I bumped into a friend/colleague the other day on the street and had a great chat about public art and whatnot. Later, I received an email from him, but didn’t get it right away because my email forwarding wasn’t working. When I did finally open it, rather than reply right away, I had seen something on twitter he might appreciate, so I immediately jumped on twitter to mention it to him.
And … crickets.
He wasn’t there.
I couldn’t quite grasp this, thinking he must have changed his profile or something. I have known him as an extremely prolific tweeter. So I emailed and he confirmed that he had left twitter. And, even more dramatic, deleted all his social media profiles. Gasp!
I confess, one of my first thoughts was, “Aaack — but you had so many followers (in the thousands) and “you only followed a few hundred” – your follower/followee ratio* was fantastic! “….
I admired his decisive move to cut the ties to the hive mind and lose the what he called “junk language” to focus on his own work and keep critical thinking free from the sometimes banal or trivial tone of these spaces.

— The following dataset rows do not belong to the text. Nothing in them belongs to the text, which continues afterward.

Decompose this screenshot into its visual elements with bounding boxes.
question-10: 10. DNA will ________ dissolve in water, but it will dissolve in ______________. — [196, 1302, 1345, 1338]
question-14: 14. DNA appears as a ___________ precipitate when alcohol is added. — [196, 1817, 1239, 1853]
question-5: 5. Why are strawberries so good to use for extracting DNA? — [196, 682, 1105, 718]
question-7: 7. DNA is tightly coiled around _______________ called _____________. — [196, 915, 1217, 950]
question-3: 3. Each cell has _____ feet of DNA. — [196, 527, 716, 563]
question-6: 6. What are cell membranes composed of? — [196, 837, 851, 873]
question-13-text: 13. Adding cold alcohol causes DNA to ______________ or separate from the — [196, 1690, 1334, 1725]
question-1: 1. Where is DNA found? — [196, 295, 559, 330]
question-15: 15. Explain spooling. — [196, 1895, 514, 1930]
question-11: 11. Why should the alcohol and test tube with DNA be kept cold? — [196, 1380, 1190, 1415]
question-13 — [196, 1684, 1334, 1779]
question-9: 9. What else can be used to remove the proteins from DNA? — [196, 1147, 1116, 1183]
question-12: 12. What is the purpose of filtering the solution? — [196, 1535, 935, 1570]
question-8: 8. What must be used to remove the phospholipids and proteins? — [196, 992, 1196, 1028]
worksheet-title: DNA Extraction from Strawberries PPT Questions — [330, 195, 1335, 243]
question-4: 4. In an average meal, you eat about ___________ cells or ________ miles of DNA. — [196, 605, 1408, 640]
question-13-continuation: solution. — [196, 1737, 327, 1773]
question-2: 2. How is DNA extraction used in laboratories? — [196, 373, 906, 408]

He is not alone in his flight from social media. In the last couple of weeks, 2 other people that I know have also dropped off the airwaves. I also deleted that you-know-who app from my phone, and after a few days of withdrawal noticed I hardly ever go there anymore. And generally get a bit of the doldrums when I do. I wrote about social media fatigue in the spring.
What To Do When You Leave The Shoe
So if you’re considering leaving the hive mind, here are some tips for off-roading:
- If you’re using social media for professional purposes, it’s a good idea to keep the profile live. You could tweet something simple “Not currently keeping this account active” and change your bio line to emphasize where to reach you (like your website (which should already be there of course) – or linkedin …)
- Announce or have a status report on your departure. Although there’s no need to announce if you’re only taking a short break— like a few days, or hours;). Consider if this is a temporary (like 1-3 months ) absence or a longer term. Your profiles should reflect that.
- Unless you’re taking the Kurt Vonnegut approach. Then by all means delete and be done with it.
- The return. When you come back, you don’t need to say “blowing the dust off this account”. Just start tweeting, posting etc. No one cares about the dust. Unless they are an archivist. Or you’re famous, in which case you have a handler, and probably aren’t even allowed to tweet by yourself.
- The return if you went AWOL by a total delete: If you want to start completely fresh, with new friends, new followers then you might want to consider more carefully how many accounts you keep live, how many people you follow / friend etc. It was the overwhelming noise that drove you away in the first place, no? Why go all hustle and bustle right away?
If you want to disappear completely, well good luck with that. It’s a challenge to wipe away all traces, but I’m sure it can be done.